When I was a child I wasn’t much for dolls. Stuffed animals, some, but actual baby animals, no, and dolls even less. I wasn’t the kind of girl who imagined her wedding and then imagined her children. As I became a teenager, I embraced a more radical feminism, and the thought of becoming a wife and mother seemed even less probable. In college, for one of my co-op’s yearbooks, I was asked about my plans for marriage. My answer was concise: Ha!

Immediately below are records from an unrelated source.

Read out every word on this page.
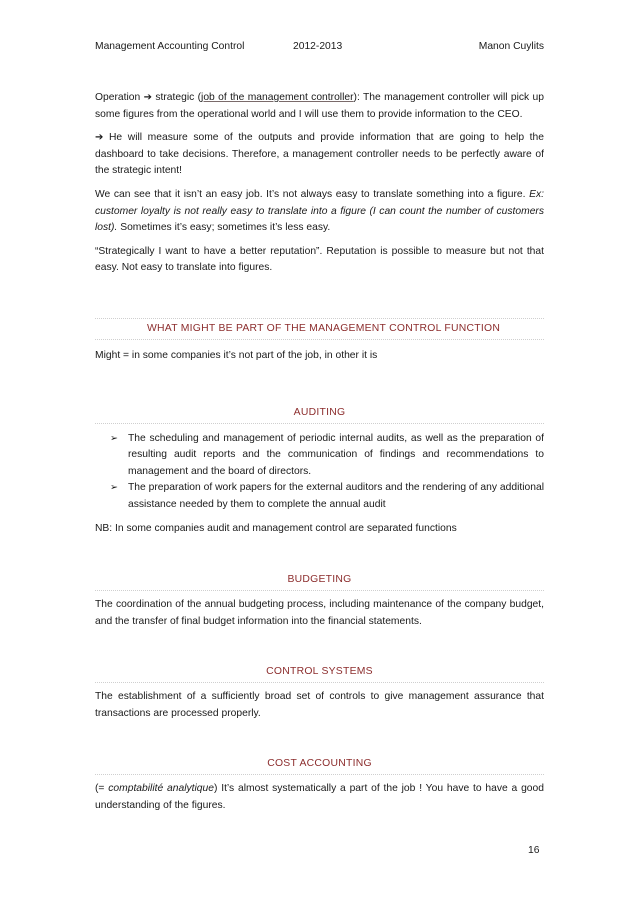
Management Accounting Control	2012-2013	Manon Cuylits

Operation ➔ strategic (job of the management controller): The management controller will pick up some figures from the operational world and I will use them to provide information to the CEO.

➔ He will measure some of the outputs and provide information that are going to help the dashboard to take decisions. Therefore, a management controller needs to be perfectly aware of the strategic intent!

We can see that it isn’t an easy job. It’s not always easy to translate something into a figure. Ex: customer loyalty is not really easy to translate into a figure (I can count the number of customers lost). Sometimes it’s easy; sometimes it’s less easy.

“Strategically I want to have a better reputation”. Reputation is possible to measure but not that easy. Not easy to translate into figures.

WHAT MIGHT BE PART OF THE MANAGEMENT CONTROL FUNCTION

Might = in some companies it’s not part of the job, in other it is

AUDITING
➢ The scheduling and management of periodic internal audits, as well as the preparation of resulting audit reports and the communication of findings and recommendations to management and the board of directors.
➢ The preparation of work papers for the external auditors and the rendering of any additional assistance needed by them to complete the annual audit

NB: In some companies audit and management control are separated functions

BUDGETING

The coordination of the annual budgeting process, including maintenance of the company budget, and the transfer of final budget information into the financial statements.

CONTROL SYSTEMS

The establishment of a sufficiently broad set of controls to give management assurance that transactions are processed properly.

COST ACCOUNTING

(= comptabilité analytique) It’s almost systematically a part of the job ! You have to have a good understanding of the figures.

16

A few short years later I fell in love. We moved in together. I spent afternoons and evenings with our neighbors’ children, who were toddlers when I moved there. Alexi, the eldest, would come over when I came home from classes or clerkships, and we would read or draw for a while. Then, on many nights, she would help me cook, spinning the salad, and sit wordlessly with us through dinner. My closest cousin also had two children during that time, brilliantly charming to my biased eyes. Watching one, 3 or 4 at the time, while my brother had surgery, he asked me solemnly, “Will they have to cut off his head?”

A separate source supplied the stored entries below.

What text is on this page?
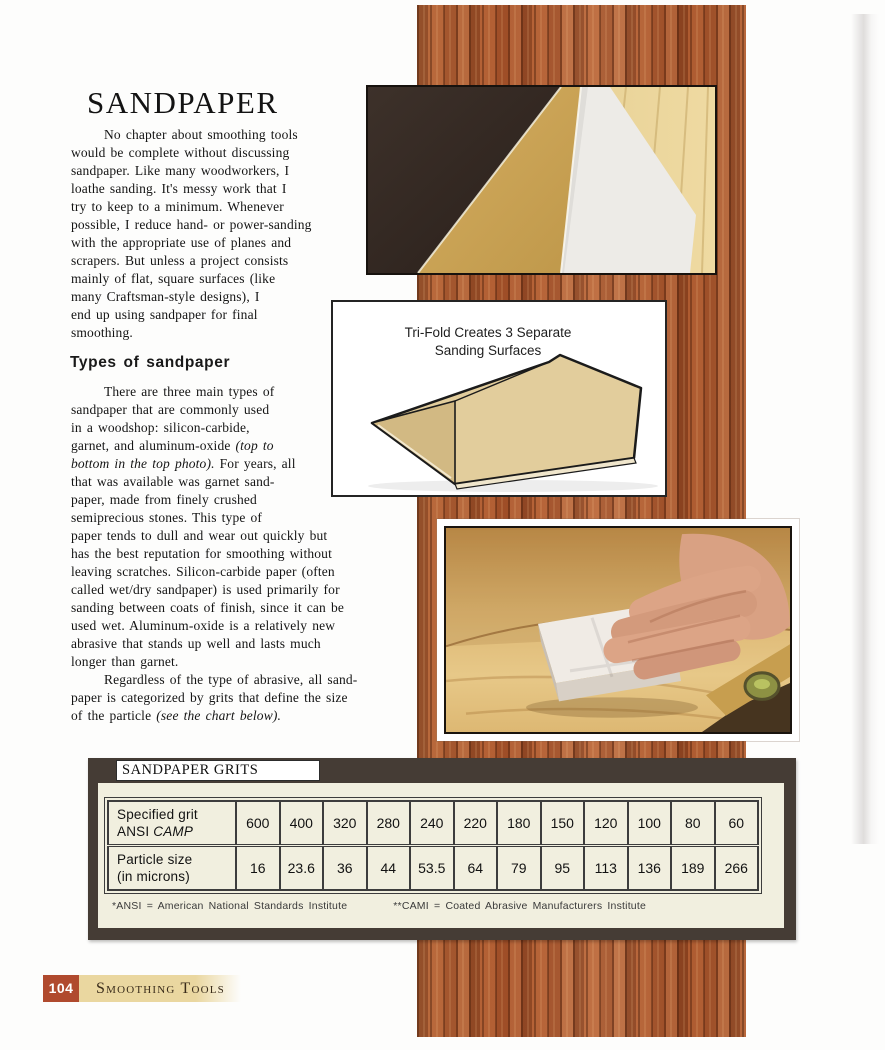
SANDPAPER
No chapter about smoothing tools
would be complete without discussing
sandpaper. Like many woodworkers, I
loathe sanding. It's messy work that I
try to keep to a minimum. Whenever
possible, I reduce hand- or power-sanding
with the appropriate use of planes and
scrapers. But unless a project consists
mainly of flat, square surfaces (like
many Craftsman-style designs), I
end up using sandpaper for final
smoothing.
Types of sandpaper
There are three main types of
sandpaper that are commonly used
in a woodshop: silicon-carbide,
garnet, and aluminum-oxide (top to
bottom in the top photo). For years, all
that was available was garnet sand-
paper, made from finely crushed
semiprecious stones. This type of
paper tends to dull and wear out quickly but
has the best reputation for smoothing without
leaving scratches. Silicon-carbide paper (often
called wet/dry sandpaper) is used primarily for
sanding between coats of finish, since it can be
used wet. Aluminum-oxide is a relatively new
abrasive that stands up well and lasts much
longer than garnet.
Regardless of the type of abrasive, all sand-
paper is categorized by grits that define the size
of the particle (see the chart below).
Tri-Fold Creates 3 Separate
Sanding Surfaces
SANDPAPER GRITS
Specified grit
ANSI CAMP	600	400	320	280	240	220	180	150	120	100	80	60
Particle size
(in microns)	16	23.6	36	44	53.5	64	79	95	113	136	189	266
*ANSI = American National Standards Institute	**CAMI = Coated Abrasive Manufacturers Institute
104	Smoothing Tools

I decided to become a pediatrician, in part, because it seemed like it would have a better lifestyle for a family. I waited a year to graduate from medical school so that my new husband and I could move together across the country. When it came time to choose a specialty, it became apparent that my plans to have a career that focused on international health would be difficult with a family. After much agonizing I chose a specialty with a much easier lifestyle. So many decisions, both large and small, were made on the assumption that I would become a mother. We even had a plan, unspoken at first, finally agreed upon explicitly, to have a child at the end of my residency.

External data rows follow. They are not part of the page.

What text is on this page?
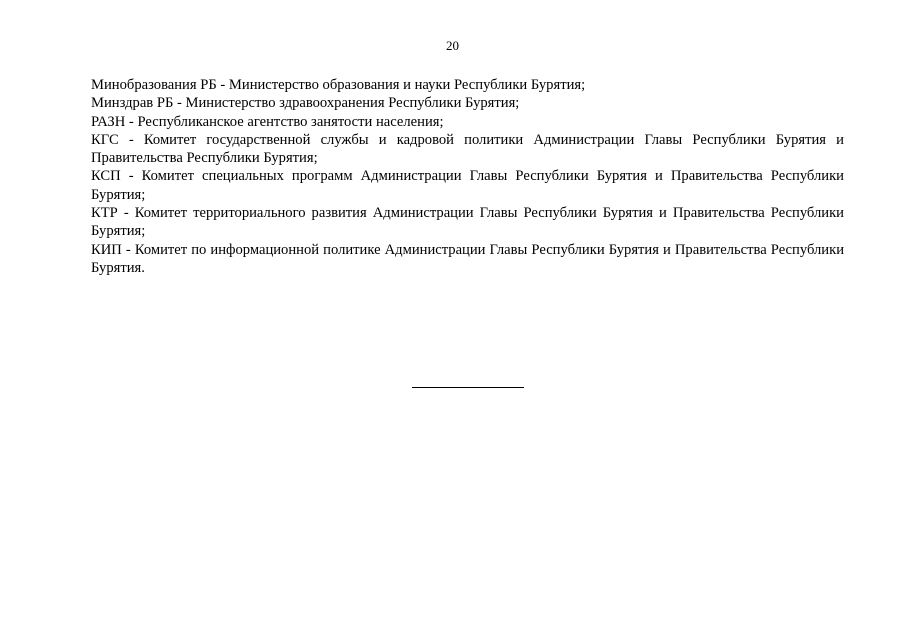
20
Минобразования РБ - Министерство образования и науки Республики Бурятия;
Минздрав РБ - Министерство здравоохранения Республики Бурятия;
РАЗН - Республиканское агентство занятости населения;
КГС - Комитет государственной службы и кадровой политики Администрации Главы Республики Бурятия и Правительства Республики Бурятия;
КСП - Комитет специальных программ Администрации Главы Республики Бурятия и Правительства Республики Бурятия;
КТР - Комитет территориального развития Администрации Главы Республики Бурятия и Правительства Республики Бурятия;
КИП - Комитет по информационной политике Администрации Главы Республики Бурятия и Правительства Республики Бурятия.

And now, every month goes by with another negative pregnancy test. Every period becomes a betrayal. I find I cannot even speak of it without tears. Even though, on a theoretical level, I know that there is overpopulation. Even though the world seems like an unpromising place to in which to bring a child. Even though I know that even in the best of circumstances having a child makes people more unhappy, is difficult for the marriage, is hard on the body. Even though I’ve seen uncountable instances of the worst of circumstances, where a child destroys everything that the parents used to call life. Even so, I can’t imagine not having a child. The easiest thing is to not think about it too much, but even that can be hard. Many of my classmates, on the same biological timetable, are pregnant. One is adopting because she and her husband have tried for so long. At work, I’m surrounded by babies, some with grandparents only a bit older than me. It’s still relatively early, and I try not to get discouraged. Anyway, it’s foolish to believe that we can chart out our future. So I keep waiting.